Cependant, les vrais coupables dans cette affaire sont ceux qui manipulent McGowan et d’autres personnalités de l’industrie du divertissement pour leurs propres fins politiques pourries: le New York Times , Ronan Farrow et le New Yorker, le Time Magazine, le Washington Post, d’importants membres du Parti démocrate et toute la cabale des féministes de droite cherchant sans relâche à faire progresser leur carrière et à gonfler leurs revenus.
Ces forces, jour après jour, utilisent cyniquement des individus subjectifs et souvent instables tels que McGowan dans leurs tentatives pour convaincre le public que le harcèlement sexuel est le grand problème en Amérique – à l’heure de la plus grande inégalité sociale de l’histoire moderne, des conditions désastreuses auxquelles sont confrontées de larges couches de la population et la menace croissante d’une guerre nucléaire.
C’est très troublant, mais il n’y a aucune raison de supposer que Jill Messick sera la dernière personne à prendre une décision aussi terrible. Les pressions exercées par cette chasse aux sorcières réactionnaire sont énormes. Dans certains cas, des acteurs, des écrivains, des musiciens et d’autres voient des décennies de travail s’écrouler en quelques minutes sur la base d’allégations concernant des incidents survenus il y a de nombreuses années. D’autres sont trop intimidés pour s’exprimer. À cet égard, Messick est un exemple tragique. Son grand crime, aux yeux des fanatiques de #MoiAussi, et pour lequel elle a été attaquée, fut son refus d’adhérer au discours anti-Weinstein.
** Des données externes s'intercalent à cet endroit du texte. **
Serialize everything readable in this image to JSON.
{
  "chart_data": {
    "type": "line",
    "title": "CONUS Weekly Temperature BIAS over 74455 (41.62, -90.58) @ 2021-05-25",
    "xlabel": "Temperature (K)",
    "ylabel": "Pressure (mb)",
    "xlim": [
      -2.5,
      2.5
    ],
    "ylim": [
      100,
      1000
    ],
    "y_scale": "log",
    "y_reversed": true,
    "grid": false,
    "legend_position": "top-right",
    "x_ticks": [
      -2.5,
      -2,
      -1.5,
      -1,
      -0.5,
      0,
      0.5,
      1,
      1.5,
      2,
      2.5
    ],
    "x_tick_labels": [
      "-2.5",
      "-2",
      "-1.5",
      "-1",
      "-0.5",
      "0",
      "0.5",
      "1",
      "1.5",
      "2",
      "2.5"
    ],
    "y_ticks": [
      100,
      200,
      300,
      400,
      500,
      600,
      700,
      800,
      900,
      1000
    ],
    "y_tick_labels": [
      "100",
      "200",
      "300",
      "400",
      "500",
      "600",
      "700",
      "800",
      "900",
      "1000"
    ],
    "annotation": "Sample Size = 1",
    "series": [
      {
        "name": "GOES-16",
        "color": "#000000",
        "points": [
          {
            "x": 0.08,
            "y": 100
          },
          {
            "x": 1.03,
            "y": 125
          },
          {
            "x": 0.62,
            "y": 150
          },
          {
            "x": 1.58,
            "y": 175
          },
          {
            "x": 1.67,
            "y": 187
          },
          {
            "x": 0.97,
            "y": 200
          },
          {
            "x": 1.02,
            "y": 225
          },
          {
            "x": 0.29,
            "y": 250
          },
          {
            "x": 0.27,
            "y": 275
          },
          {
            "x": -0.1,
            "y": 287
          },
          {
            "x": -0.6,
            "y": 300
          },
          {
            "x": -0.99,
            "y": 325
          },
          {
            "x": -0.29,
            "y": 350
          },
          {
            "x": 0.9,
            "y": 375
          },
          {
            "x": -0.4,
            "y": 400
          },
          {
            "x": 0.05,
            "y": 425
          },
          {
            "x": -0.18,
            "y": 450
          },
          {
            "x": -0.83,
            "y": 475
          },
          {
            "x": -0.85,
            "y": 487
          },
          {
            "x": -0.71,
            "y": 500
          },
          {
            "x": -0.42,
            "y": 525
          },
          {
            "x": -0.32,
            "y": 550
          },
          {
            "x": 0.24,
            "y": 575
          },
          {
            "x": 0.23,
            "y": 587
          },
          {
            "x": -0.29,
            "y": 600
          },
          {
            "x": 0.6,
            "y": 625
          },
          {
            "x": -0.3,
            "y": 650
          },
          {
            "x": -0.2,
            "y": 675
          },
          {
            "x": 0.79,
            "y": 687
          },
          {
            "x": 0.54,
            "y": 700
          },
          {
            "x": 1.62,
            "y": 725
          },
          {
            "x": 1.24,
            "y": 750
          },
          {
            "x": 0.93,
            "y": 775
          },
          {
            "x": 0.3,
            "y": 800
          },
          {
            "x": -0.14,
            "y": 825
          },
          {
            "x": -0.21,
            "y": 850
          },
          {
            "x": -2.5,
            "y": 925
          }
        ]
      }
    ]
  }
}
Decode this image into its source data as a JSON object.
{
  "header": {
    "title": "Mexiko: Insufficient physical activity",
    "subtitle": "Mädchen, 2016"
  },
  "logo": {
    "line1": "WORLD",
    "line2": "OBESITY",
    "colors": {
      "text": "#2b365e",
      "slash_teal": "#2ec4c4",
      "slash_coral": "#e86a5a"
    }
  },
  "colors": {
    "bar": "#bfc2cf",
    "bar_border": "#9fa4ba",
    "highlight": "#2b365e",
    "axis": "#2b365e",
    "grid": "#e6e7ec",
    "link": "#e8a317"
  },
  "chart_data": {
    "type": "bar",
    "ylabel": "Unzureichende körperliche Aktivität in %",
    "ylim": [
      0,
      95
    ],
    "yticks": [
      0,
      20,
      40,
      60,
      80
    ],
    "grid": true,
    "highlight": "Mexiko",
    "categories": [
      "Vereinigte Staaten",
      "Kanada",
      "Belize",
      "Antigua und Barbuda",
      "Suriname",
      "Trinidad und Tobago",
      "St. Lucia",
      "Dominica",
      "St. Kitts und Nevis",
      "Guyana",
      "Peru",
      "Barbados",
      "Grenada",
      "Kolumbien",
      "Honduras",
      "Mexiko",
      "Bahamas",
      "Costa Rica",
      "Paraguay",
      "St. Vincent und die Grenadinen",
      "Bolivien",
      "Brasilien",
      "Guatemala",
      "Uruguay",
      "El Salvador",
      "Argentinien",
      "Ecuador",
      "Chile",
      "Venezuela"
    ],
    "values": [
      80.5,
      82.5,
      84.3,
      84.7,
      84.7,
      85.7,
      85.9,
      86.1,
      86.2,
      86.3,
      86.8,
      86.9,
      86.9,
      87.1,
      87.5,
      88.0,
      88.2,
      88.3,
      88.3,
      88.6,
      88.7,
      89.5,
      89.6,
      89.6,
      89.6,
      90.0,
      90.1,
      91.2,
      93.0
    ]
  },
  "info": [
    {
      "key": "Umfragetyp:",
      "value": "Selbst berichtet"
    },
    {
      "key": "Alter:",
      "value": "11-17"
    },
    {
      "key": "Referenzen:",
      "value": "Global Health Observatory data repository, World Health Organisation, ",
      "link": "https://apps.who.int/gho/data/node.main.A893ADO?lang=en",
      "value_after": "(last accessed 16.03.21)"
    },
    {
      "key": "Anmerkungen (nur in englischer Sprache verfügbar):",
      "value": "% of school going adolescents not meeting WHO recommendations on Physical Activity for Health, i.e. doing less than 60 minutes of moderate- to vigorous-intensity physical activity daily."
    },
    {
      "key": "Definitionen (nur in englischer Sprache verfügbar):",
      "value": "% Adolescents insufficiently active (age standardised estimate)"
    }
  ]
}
La purge actuelle à Hollywood a fait sa première victime importante. La «peur rouge» des années 1940 et 1950 a non seulement coupé court aux carrières de nombreux acteurs, écrivains et réalisateurs, mais elle a aussi mis fin à de nombreuses vies. L’une de ses principales victimes fut l’acteur Philip Loeb, qui fut étiqueté comme communiste en 1950 et par la suite écarté de la populaire série télévisée The Goldbergs. En septembre 1955, incapable de trouver un travail consistant et écrasé par les problèmes financiers, Loeb succomba à une overdose de somnifères à l’hôtel Taft de Manhattan.
On croit généralement que l’hystérie anticommuniste, les menaces des studios hollywoodiens et la surveillance et la persécution implacables du FBI ont également entraîné la mort prématurée des acteurs John Garfield, Canada Lee, J. Edward Bromberg et de l’actrice autrichienne Mady Christians.